Print Edition: January 25, 2012
Widespread Internet blackouts on January 18 have finally brought oppressive new internet regulation bills SOPA and PIPA (currently being tabled in U.S. Congress) into the public eye. A number of critical co-sponsors have dropped their support and President Obama has pledged to veto the bill (as it stands) should it pass through Congress. But that doesn’t mean the fight is over.
Mainstream media outlets finally took notice when Wikipedia, Reddit, and other popular domains blocked access to their content for up to 24 hours in protest of the restrictive new measures currently under consideration. SOPA, or the Stop Online Piracy Act, in its current form, would force IPs to block access to any website accused of illegally hosting or linking to copyright content. This includes content posted by users and would be especially detrimental to social networking sites like Facebook, Twitter, and YouTube. Essentially, the bill would cede control of Internet censorship in the United States over to corporations.
It makes the scope of China’s restrictive Internet policies look quaint by comparison.
Lest we Canadians think such a bill would leave us unaffected, we should keep in mind that Internet regulation is not bound by national borders. Under current legislation, Richard O’Dwyer, British webmaster of the TheTVShack, a website that did not host, but merely linked to external content, faces extradition to the U.S., where he will face up to five years in federal prison. SOPA and PIPA would only open the possibility of such cross-border indictments further.
And there are rumblings that the Conservatives are prepared to introduce new anti-piracy legislation that would not only make it illegal to rip your own DVDs, but provide police live access to anyone’s Internet activity without requiring a warrant.
It’s like SOPA and the Patriot Act all wrapped into one freedom-killing measure. The passage of SOPA and/or PIPA would only embolden Harper to give in to increasing pressure from U.S. media conglomerates to crack down on copyright infringers.
This is not to say that online piracy isn’t an issue worth considering, but such desperate, sweeping measures threaten to severely restrict the freedom of expression afforded by the Internet and unravel the foundation of our fastest growing economic sector.

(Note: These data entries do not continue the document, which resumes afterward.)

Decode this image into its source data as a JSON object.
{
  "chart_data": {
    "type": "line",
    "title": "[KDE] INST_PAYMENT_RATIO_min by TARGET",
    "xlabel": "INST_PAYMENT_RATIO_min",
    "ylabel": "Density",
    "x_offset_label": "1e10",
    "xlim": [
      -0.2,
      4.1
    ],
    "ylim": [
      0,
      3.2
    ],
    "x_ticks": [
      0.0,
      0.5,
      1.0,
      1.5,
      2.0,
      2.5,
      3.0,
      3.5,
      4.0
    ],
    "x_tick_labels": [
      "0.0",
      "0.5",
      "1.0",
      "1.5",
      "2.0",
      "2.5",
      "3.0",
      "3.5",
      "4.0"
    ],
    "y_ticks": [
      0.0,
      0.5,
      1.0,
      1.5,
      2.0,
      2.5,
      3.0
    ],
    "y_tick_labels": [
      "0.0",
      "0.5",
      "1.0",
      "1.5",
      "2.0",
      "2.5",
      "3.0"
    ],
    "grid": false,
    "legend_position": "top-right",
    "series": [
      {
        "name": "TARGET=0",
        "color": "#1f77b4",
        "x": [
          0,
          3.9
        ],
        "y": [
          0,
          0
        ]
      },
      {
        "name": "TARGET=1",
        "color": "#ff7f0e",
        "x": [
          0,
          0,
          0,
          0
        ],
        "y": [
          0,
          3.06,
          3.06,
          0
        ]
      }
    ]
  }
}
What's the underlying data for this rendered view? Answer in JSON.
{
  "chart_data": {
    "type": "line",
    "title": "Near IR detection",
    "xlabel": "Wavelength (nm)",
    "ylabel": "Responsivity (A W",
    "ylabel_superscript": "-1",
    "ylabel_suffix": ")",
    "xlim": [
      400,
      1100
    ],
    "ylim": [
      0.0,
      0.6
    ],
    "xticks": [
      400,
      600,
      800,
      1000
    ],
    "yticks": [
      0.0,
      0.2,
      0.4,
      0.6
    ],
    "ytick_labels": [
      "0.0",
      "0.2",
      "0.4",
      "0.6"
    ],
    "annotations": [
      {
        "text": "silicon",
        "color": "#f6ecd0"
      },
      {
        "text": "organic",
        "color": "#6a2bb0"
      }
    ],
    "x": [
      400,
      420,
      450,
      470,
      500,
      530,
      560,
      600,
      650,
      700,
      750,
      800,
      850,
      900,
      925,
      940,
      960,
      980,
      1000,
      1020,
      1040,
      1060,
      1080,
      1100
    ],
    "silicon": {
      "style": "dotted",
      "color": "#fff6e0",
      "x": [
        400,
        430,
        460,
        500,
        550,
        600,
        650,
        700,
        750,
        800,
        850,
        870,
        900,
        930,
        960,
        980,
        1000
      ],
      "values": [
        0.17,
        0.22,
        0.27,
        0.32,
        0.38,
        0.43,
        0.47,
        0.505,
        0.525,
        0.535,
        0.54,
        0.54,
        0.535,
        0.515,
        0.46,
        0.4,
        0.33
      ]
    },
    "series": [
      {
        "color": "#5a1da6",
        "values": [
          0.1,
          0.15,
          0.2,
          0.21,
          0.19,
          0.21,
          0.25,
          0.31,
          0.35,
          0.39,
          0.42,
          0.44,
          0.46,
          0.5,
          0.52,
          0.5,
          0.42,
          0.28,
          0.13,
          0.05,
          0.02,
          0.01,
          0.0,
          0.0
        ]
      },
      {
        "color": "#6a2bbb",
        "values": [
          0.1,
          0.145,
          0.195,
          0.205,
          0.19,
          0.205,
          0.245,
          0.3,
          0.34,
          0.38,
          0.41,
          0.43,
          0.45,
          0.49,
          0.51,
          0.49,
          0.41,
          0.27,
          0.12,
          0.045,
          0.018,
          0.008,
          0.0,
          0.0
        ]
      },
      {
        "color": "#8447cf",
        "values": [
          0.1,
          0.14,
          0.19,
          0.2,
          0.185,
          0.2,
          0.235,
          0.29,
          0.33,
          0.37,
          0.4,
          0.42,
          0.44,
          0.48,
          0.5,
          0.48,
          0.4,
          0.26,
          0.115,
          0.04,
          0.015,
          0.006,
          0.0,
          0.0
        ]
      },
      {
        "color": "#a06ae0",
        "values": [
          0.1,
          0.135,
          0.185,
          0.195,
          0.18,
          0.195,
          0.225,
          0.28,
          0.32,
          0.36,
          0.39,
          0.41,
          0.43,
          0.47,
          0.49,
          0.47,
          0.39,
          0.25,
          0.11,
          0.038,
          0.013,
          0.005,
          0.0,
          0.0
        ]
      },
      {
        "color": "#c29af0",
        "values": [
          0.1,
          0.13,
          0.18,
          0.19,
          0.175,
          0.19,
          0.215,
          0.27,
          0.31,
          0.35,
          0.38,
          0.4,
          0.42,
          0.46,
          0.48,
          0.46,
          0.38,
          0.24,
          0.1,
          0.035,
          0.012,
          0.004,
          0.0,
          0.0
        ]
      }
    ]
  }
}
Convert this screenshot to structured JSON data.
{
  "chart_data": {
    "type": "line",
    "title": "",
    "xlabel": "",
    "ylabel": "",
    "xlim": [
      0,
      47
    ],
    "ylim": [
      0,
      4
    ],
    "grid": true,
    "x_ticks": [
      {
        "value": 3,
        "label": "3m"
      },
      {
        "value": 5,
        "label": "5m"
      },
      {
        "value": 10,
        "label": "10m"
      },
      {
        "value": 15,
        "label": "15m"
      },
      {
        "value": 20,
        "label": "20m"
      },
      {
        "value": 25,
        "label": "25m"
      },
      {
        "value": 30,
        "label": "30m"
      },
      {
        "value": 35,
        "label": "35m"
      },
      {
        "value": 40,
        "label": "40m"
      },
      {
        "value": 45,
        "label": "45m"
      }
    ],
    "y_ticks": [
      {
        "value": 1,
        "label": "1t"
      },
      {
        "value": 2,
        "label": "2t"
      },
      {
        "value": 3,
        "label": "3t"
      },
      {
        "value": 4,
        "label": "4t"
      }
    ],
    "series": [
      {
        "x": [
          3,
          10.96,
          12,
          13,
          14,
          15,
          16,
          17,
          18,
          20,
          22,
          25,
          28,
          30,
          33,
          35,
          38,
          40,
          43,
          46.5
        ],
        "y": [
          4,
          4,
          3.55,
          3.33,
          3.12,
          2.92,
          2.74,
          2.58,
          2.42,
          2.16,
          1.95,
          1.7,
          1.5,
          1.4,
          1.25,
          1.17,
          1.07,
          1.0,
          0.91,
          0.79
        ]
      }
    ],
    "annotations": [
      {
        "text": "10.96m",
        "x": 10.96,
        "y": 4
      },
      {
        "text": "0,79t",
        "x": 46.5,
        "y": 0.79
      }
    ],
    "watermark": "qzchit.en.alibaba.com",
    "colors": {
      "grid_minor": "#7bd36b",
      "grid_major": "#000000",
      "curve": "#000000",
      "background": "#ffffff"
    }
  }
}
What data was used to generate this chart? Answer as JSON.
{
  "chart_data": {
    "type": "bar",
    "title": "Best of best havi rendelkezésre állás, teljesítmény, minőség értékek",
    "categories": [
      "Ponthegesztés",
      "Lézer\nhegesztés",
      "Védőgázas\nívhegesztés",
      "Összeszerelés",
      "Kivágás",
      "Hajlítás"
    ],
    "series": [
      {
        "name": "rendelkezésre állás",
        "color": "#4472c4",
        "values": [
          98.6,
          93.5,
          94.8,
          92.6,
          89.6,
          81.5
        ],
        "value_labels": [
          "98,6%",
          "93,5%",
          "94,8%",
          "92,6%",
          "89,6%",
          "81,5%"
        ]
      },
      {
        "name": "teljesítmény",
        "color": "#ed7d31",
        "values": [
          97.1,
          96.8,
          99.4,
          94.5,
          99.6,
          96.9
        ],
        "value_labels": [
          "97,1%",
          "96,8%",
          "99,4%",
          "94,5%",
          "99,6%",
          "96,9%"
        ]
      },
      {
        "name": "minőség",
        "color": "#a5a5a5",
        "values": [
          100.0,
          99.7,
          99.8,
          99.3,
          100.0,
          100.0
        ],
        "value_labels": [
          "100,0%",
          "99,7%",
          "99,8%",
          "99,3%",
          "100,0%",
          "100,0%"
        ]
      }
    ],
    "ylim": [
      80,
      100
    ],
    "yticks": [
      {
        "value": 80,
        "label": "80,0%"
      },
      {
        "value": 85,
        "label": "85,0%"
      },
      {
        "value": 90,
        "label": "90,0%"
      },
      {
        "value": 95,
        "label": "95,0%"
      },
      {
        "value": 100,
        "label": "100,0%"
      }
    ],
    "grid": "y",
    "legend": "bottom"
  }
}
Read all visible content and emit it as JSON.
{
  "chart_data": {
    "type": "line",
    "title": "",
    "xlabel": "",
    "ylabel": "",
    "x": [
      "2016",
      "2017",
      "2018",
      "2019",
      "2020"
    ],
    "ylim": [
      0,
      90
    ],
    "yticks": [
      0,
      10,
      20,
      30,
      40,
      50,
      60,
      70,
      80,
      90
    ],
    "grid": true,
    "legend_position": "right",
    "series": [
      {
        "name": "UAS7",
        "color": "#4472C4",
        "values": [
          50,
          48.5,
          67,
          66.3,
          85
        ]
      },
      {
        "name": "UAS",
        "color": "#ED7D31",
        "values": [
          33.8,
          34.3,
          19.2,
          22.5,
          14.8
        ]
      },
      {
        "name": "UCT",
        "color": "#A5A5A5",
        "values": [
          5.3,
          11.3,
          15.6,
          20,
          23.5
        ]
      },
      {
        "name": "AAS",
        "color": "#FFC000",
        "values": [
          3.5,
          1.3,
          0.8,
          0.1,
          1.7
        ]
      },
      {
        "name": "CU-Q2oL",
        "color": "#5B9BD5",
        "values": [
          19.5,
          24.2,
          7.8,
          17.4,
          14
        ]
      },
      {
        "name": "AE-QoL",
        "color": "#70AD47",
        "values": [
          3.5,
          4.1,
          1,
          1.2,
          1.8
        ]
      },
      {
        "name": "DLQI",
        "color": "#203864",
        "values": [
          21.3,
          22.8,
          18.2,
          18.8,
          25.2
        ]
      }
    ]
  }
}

The crux of the problem is an entertainment industry that took far too long to adapt to changes in technology. The bill has strong support from the RIAA, the film industry and half of the gaming industry. But it’s not the content creators and artists who support SOPA/PIPA: it’s the companies that profit from them who are upset that they can no longer pay artists such small kickbacks from sales.
It is true that artists working outside the system may be unlikely find the lucrative careers enjoyed by the upper echelon in years past, but many more are finding moderate success with sustainable, independent distribution models. Comedian Louis C.K.’s recent independent, digital release of his special, Live at the Beacon Theater brought in over $1 million in just 12 days. While not every artist can expect such astounding success trying to make it on his or her own, it proves a simple fact that is not sitting well with the old guard of the entertainment industry: they are no longer needed.
Record labels, movie studios and their ilk, for the most part, have not adapted to the Internet’s new model of commerce and are using the last vestiges of their dying capital to force this Luddite, anti-innovation, anti-Internet, freedom-stifling bill together so that things can go back to the way they were. But things can’t go back to the way they were. These companies have made themselves irrelevant by refusing to adapt.
The big question is whether U.S. lawmakers will give in to the tremendous pressure from corporate lobbyists, or listen to what the people and creators would like to see – it is, after all, their work that’s being “pirated.”